Who's there?                          Nobody. Go back to sleep.
2
00:00:03,200 --> 00:00:05,000
<i>Nobody.</i> Go back to sleep.

Speaker labels and paragraphs

Two switches shape the output. Remove speaker labels drops leading names (JOHN:) and the “- ” dashes used for alternating speakers — useful when you want only the words. Join into paragraphs flows consecutive cues together and starts a new paragraph after a clear gap in the dialogue, turning a list of fragments into something you can actually read.

What it’s good for

Pulling a transcript out of a video you’ve subtitled, getting a block of text to translate or summarise, quoting dialogue, or feeding clean text into another tool. It’s the fastest way from a subtitle file to readable copy — with no timestamps in the way.

Limits

The output is only as good as the subtitles: this extracts existing text, it doesn’t transcribe audio. Paragraph grouping uses pauses between cues as a heuristic, so very dense dialogue may stay as one block. Everything runs locally — no upload, instant.

Frequently asked questions

Does it remove the timestamps and cue numbers?

Yes — that’s the whole job. The cue numbers, the timecodes and the formatting tags all come out, leaving just the spoken text as clean plain text you can paste anywhere.

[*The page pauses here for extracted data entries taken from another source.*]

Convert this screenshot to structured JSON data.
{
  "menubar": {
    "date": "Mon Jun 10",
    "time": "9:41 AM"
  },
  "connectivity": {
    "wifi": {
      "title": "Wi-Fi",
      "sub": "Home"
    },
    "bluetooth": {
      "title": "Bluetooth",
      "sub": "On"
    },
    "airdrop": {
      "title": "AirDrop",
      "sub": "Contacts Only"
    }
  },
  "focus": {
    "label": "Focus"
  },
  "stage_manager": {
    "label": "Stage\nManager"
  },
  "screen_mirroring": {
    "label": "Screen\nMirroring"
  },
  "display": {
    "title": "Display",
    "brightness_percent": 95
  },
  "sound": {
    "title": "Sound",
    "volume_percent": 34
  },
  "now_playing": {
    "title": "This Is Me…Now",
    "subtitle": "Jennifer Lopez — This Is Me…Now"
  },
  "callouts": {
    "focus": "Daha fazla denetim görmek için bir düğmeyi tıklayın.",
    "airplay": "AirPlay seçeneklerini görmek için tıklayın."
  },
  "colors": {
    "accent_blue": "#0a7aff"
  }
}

What does “remove speaker labels” do?

It strips leading speaker names like JOHN: and the dialogue dashes (“- ”) that scripts use, so you’re left with just what was said. Leave it off if you want to keep who said what.

What’s the “join into paragraphs” option?

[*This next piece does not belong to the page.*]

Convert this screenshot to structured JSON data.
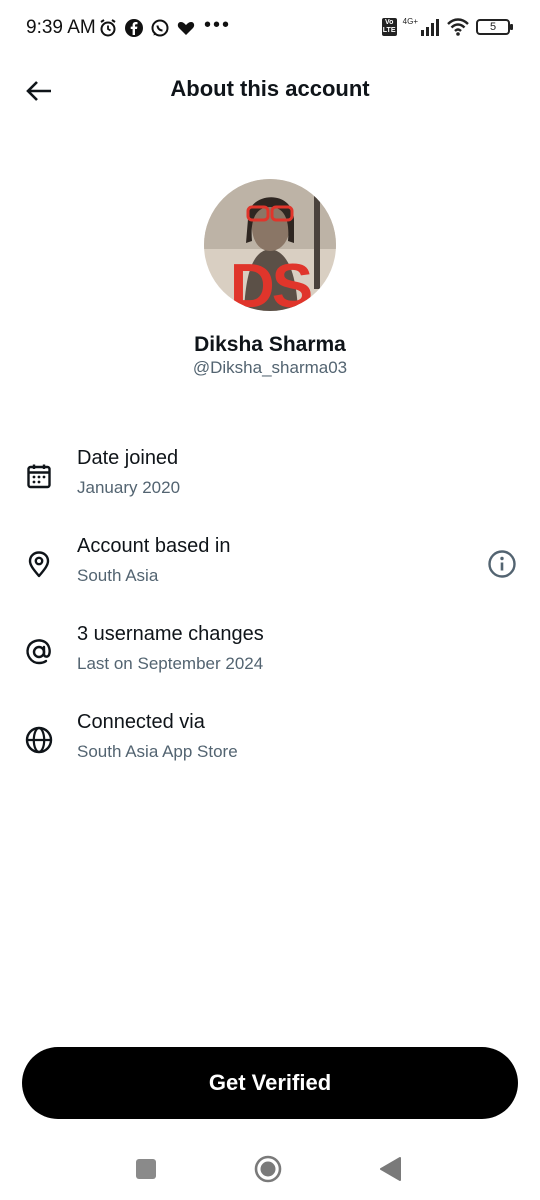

By default each cue becomes one line. With paragraphs on, consecutive cues are flowed together and a new paragraph begins after a noticeable pause in the dialogue — giving you readable prose instead of a list of fragments. Good for turning subtitles into a transcript.

Can I use this to get a transcript for notes or translation?

Yes. Extracting the text is a common first step for summarising, translating, or quoting a video. If the video has no subtitles to begin with, you’ll need them transcribed first.

Is anything uploaded?

No. The extraction happens in your browser; your file never leaves your device.